Seth laughed. “Let’s go upstairs, boys. We can play Monopoly.”

“What’s Monopoly?” asked Ben.

“It’s a game where you buy streets and houses and charge people money when they stay there.”

“What kind of game is that?”

“The way to win is to own all the property so you can drive up the cost of living and tell everyone what to do.”

Skylar caught Seth’s eyes and smiled at him. She liked that analogy, comparing their absurd living conditions to a board game. Maybe Seth wasn’t as provincial as he seemed. Maybe he would prove to be an ally here.

After Seth and the boys disappeared up the stairs, Thomas collapsed into a chair across the table from her.

“I’m not an asshole,” he said in a low voice. “I’m just trying to keep everyone safe.”

“You’re living in fantasy world,” Skylar said. “You can’t lock a bunch of strangers in your house and expect everyone outside to fend for themselves.
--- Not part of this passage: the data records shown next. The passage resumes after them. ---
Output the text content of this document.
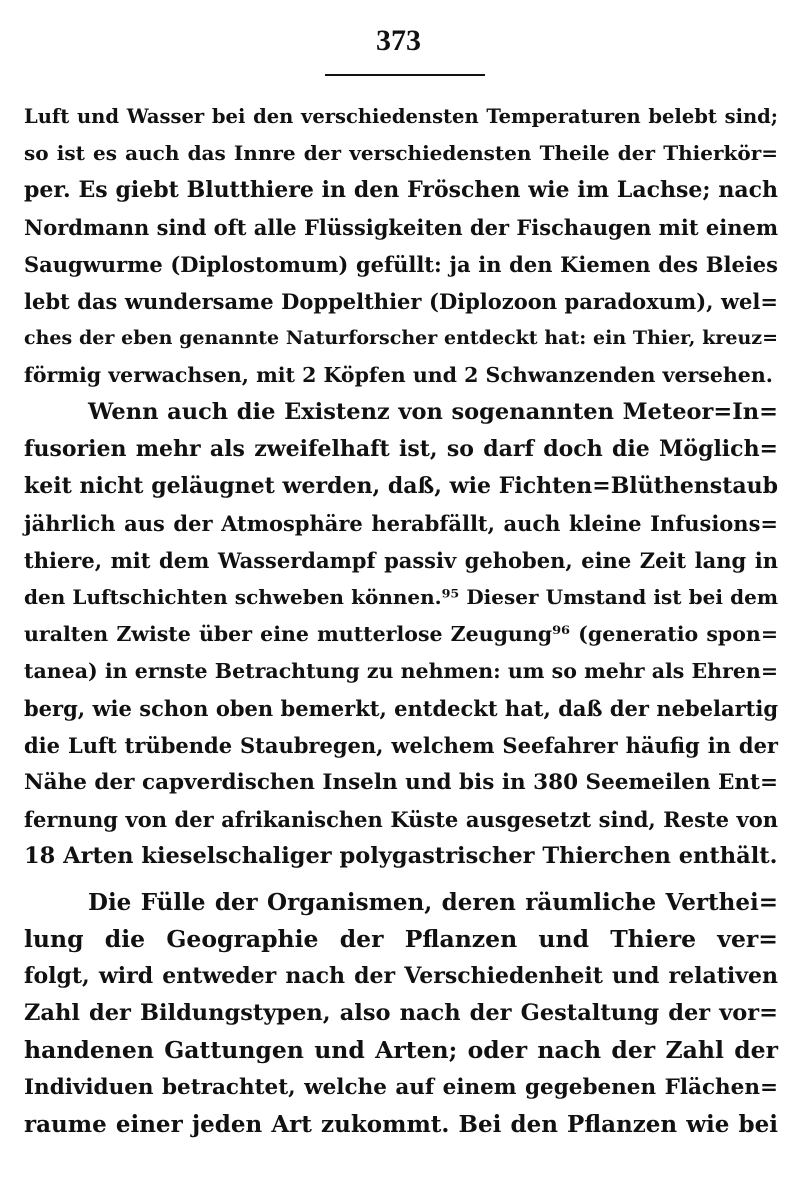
373
Luft und Wasser bei den verschiedensten Temperaturen belebt sind;
so ist es auch das Innre der verschiedensten Theile der Thierkör=
per. Es giebt Blutthiere in den Fröschen wie im Lachse; nach
Nordmann sind oft alle Flüssigkeiten der Fischaugen mit einem
Saugwurme (Diplostomum) gefüllt: ja in den Kiemen des Bleies
lebt das wundersame Doppelthier (Diplozoon paradoxum), wel=
ches der eben genannte Naturforscher entdeckt hat: ein Thier, kreuz=
förmig verwachsen, mit 2 Köpfen und 2 Schwanzenden versehen.
Wenn auch die Existenz von sogenannten Meteor=In=
fusorien mehr als zweifelhaft ist, so darf doch die Möglich=
keit nicht geläugnet werden, daß, wie Fichten=Blüthenstaub
jährlich aus der Atmosphäre herabfällt, auch kleine Infusions=
thiere, mit dem Wasserdampf passiv gehoben, eine Zeit lang in
den Luftschichten schweben können.⁹⁵ Dieser Umstand ist bei dem
uralten Zwiste über eine mutterlose Zeugung⁹⁶ (generatio spon=
tanea) in ernste Betrachtung zu nehmen: um so mehr als Ehren=
berg, wie schon oben bemerkt, entdeckt hat, daß der nebelartig
die Luft trübende Staubregen, welchem Seefahrer häufig in der
Nähe der capverdischen Inseln und bis in 380 Seemeilen Ent=
fernung von der afrikanischen Küste ausgesetzt sind, Reste von
18 Arten kieselschaliger polygastrischer Thierchen enthält.
Die Fülle der Organismen, deren räumliche Verthei=
lung die Geographie der Pflanzen und Thiere ver=
folgt, wird entweder nach der Verschiedenheit und relativen
Zahl der Bildungstypen, also nach der Gestaltung der vor=
handenen Gattungen und Arten; oder nach der Zahl der
Individuen betrachtet, welche auf einem gegebenen Flächen=
raume einer jeden Art zukommt. Bei den Pflanzen wie bei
Let’s go talk to your neighbors. Get everyone together and come up with a plan to get through this. Like long term.”

“I don’t know my neighbors. There isn’t enough food. We already talked about this.”

In the living room, Natalie stood and looked briefly in their direction. Skylar wondered if she was upset with someone here or missing family she had left behind or in shock. Natalie walked toward the kitchen but then veered into the hall and out of sight.

“I thought you were a nicer person,” Skylar said. “I thought you were more empathetic.”

“No matter what I do it will be the wrong thing.”

“As if it’s up to you who lives and dies. As if you’re God.”

“I’m not the only person who prepared. There’s a whole culture of people who expected something like this to happen, and the prevailing opinion has always been to get the hell away from everyone else so they don’t take you down with them.”

“But even wild animals cooperate, and we humans are self-aware, for heaven’s sake. We can make complex decisions. And all you care about is your own stomach.”

“You can’t focus on the philosophical if you don’t satisfy the biological.”

“Maybe so,” Skylar said. “But would you really let the light go out forever because you’re too selfish to share?”

“The lights are already out.”

“That’s not the kind of light I mean,” Skylar said, and got up to leave.